Я там, где образы, где картоха дышит и выпарены давным-давно идеи.
Носить в себе идейность, как простуду, как жар, сгустивший кровь. Идейность — это стакан менструальной крови! Обычный человек есть прозрачный стакан воды. Чем больше в человеке идей, тем гуще в стакане. И правда ведь, опитал, лазурное такое слово, жажда проняла, и безошибочно выберешь между просто водицей и кровяным стаканом. И не задумаешься, что “ярче”, что “познавательней”? Месячные лакать — злая забава.
И после смерти все мы хотя и исчезаем, а в разные стороны разбредаемся. Разное есть Ничто — густое, терпкое, многозначительное у идейных. Прозрачное у простака. Когда еще чуть-чуть и мычанье буренок проникло, и скрип уключин различим. Тьфу, тьфу, никак не уключины, не утки, но лишь вода.
У меня нашелся сосед по “Пионерской”, литературный критик. Он полюбил меня и недавно угостил булкой в пупырышках мака. Как жаль вас, друг мой критик. А если я возьму да и напишу книгу о ненависти ко всему, о смерти, о сути суеты… что? Я представил весну, и налетел, блеснув, трамвай. Перед носом у соседа, перед чуткой ноздрей громыхнул — и сосед с непониманием стоит среди улицы, ни кровинки в лице… Липкие бусины страха набились в сухость морщин.

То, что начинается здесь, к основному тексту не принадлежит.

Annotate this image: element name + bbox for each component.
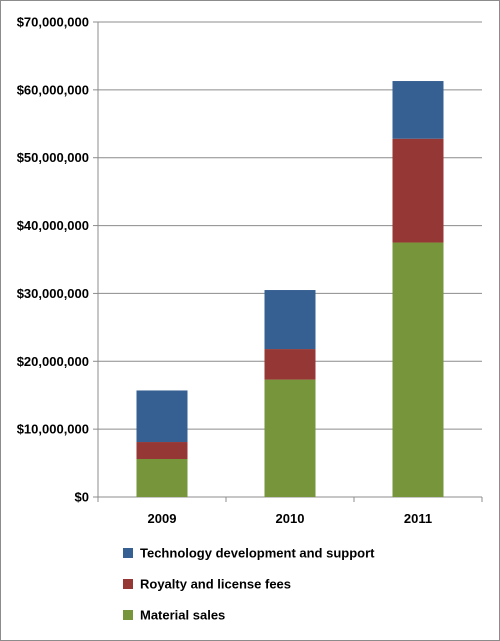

Лучше бы отнести на соседский суд беззаботное повествование, где будут постельные страсти, и пылкое негодование, и неумелый оборот… Критик обрадуется. Критик нальет вина на жаркой кухне и раскраснеется, и все мясо его начнет розоветь, пока он будет говорить. А за окном начнет темнеть. Он встанет, потянет штору. Роза будет за волосинками затылка. Тут-то и вонзить бы вилку в душистую эту завязь! Чтобы неповадно было!
Никого не жалко! Соседа-критика — тоже, с его нормальными представлениями, хотя можно бы посочувствовать и каплям валокордина, кои роняет на плохонькое сердце, и слабому желудку. Умрет он в неведении. Умрет, бабах! А что жил, чем жил? Нельзя его жалеть! Смерть не пожалеет.
Журналист Худяков стоял под ливнем, засматриваясь на голубизну.
Афиша с ярмарочным лозунгом прикрывала холеное здание. По мокрой афише из прожектора, как из душа, сбегал голубой свет, выхватывая косой бег дождя.
Одно окно в здании чернело. Выпавшая штора металась волной.